Sibanye-Stillwater has reached a commercial settlement with Appian Capital Advisory, agreeing to pay $215 million to resolve a protracted legal dispute stemming from the South African miner’s decision to abandon a $1 billion acquisition of two Brazilian assets in early 2022. The agreement, which includes £5 million in previously paid legal fees, was announced on 10 November 2025, mere hours before a scheduled trial in London to determine the full extent of damages.
The controversy dates back to October 2021, when Sibanye-Stillwater revealed plans to purchase Atlantic Nickel, owner of the Santa Rita nickel mine, and Mineração Vale Verde, operator of the Serrote copper-gold mine, from Appian for a total of $1 billion in cash. The deal was intended to bolster the company’s exposure to battery metals, complementing its established gold and platinum group metals operations in South Africa and the United States, alongside existing interests such as a lithium project in Finland and a nickel processing facility in France.
Just three months later, in January 2022, Sibanye-Stillwater abruptly terminated the transaction, pointing to a geotechnical incident—a pit wall dislocation—at the Santa Rita mine as justification. Appian contested this move, arguing that the event did not constitute a material adverse change sufficient to warrant withdrawal. In February 2022, the London-based investment firm initiated proceedings in the High Court of Justice in England, seeking damages exceeding $1.2 billion, inclusive of the original purchase price and an estimated $218 million in royalties.
A pivotal ruling came in October 2024, when the UK court found Sibanye-Stillwater liable for unlawfully breaching the agreement, setting the stage for a quantum hearing that could have resulted in a payout surpassing $720 million, according to the miner’s own earlier assessments. The settlement averts that risk, with both parties expressing satisfaction at drawing a line under the matter after nearly four years of litigation.
Executives from both companies highlighted the benefits of the resolution. Sibanye-Stillwater’s leadership described it as being firmly in the best interests of the group and its stakeholders, enabling a shift in focus towards operational stability and portfolio growth without the burden of ongoing legal uncertainty. Appian’s chief executive similarly welcomed the outcome as constructive, allowing the firm to redirect resources towards fund management and expansion opportunities.

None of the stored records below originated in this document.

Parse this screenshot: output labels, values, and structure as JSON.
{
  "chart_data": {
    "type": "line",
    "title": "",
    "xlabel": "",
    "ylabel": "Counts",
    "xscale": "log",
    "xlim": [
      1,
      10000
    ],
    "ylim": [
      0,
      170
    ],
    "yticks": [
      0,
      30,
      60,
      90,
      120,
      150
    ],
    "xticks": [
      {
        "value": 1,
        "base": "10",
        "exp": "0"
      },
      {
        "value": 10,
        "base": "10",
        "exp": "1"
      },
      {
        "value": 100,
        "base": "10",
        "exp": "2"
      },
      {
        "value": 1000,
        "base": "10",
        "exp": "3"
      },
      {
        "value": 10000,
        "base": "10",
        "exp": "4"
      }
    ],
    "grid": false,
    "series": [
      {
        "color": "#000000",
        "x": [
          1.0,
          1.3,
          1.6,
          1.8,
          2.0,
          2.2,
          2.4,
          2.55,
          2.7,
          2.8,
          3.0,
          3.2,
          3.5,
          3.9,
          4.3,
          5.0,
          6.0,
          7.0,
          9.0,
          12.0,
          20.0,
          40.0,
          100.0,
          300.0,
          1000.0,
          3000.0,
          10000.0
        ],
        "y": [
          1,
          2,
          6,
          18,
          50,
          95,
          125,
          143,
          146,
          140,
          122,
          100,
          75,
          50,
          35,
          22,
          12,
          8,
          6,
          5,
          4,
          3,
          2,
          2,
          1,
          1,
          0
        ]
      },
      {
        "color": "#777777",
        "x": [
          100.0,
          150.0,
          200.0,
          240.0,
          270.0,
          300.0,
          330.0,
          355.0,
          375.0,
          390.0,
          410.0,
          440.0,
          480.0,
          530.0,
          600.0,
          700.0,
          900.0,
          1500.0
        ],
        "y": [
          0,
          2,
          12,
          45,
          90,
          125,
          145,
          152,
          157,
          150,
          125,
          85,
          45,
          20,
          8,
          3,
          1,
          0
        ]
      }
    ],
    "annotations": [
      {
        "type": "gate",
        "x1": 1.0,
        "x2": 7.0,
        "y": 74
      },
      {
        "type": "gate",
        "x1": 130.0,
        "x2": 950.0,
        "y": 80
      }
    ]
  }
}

Analysts reacted favourably to the news. According to a note from BMO Capital Markets, as reported by MINING.COM, the settlement represents a modest positive development for Sibanye-Stillwater, as the company can cover the amount from existing cash reserves while eliminating a significant overhang that has lingered over its shares. This sentiment was echoed in market performance, with the firm’s US-listed shares rising 6.5% at the open on 10 November, pushing its market capitalisation close to $12 billion. In Johannesburg trading, shares climbed as much as 7.1% to close at 48.96 rand, contributing to year-to-date gains exceeding 200%, largely driven by stronger prices for platinum group metals and gold.
The Santa Rita operation, one of the world’s largest open-pit nickel sulphide mines, is approaching the end of its surface phase and is poised to transition to underground mining, potentially extending its lifespan significantly. Meanwhile, the Serrote mine in Alagoas is projected to yield around 20,000 tonnes of copper-equivalent per year over a 14-year period.
This is not the only battery metals venture Sibanye-Stillwater has reconsidered in recent years. Earlier in 2025, the company withdrew from a planned investment in the Rhyolite Ridge lithium-boron project in Nevada, originally unveiled in 2021, amid challenging market conditions for such commodities. The Appian resolution, however, provides closure and clarity, allowing the miner to prioritise consistent delivery across its diverse global assets.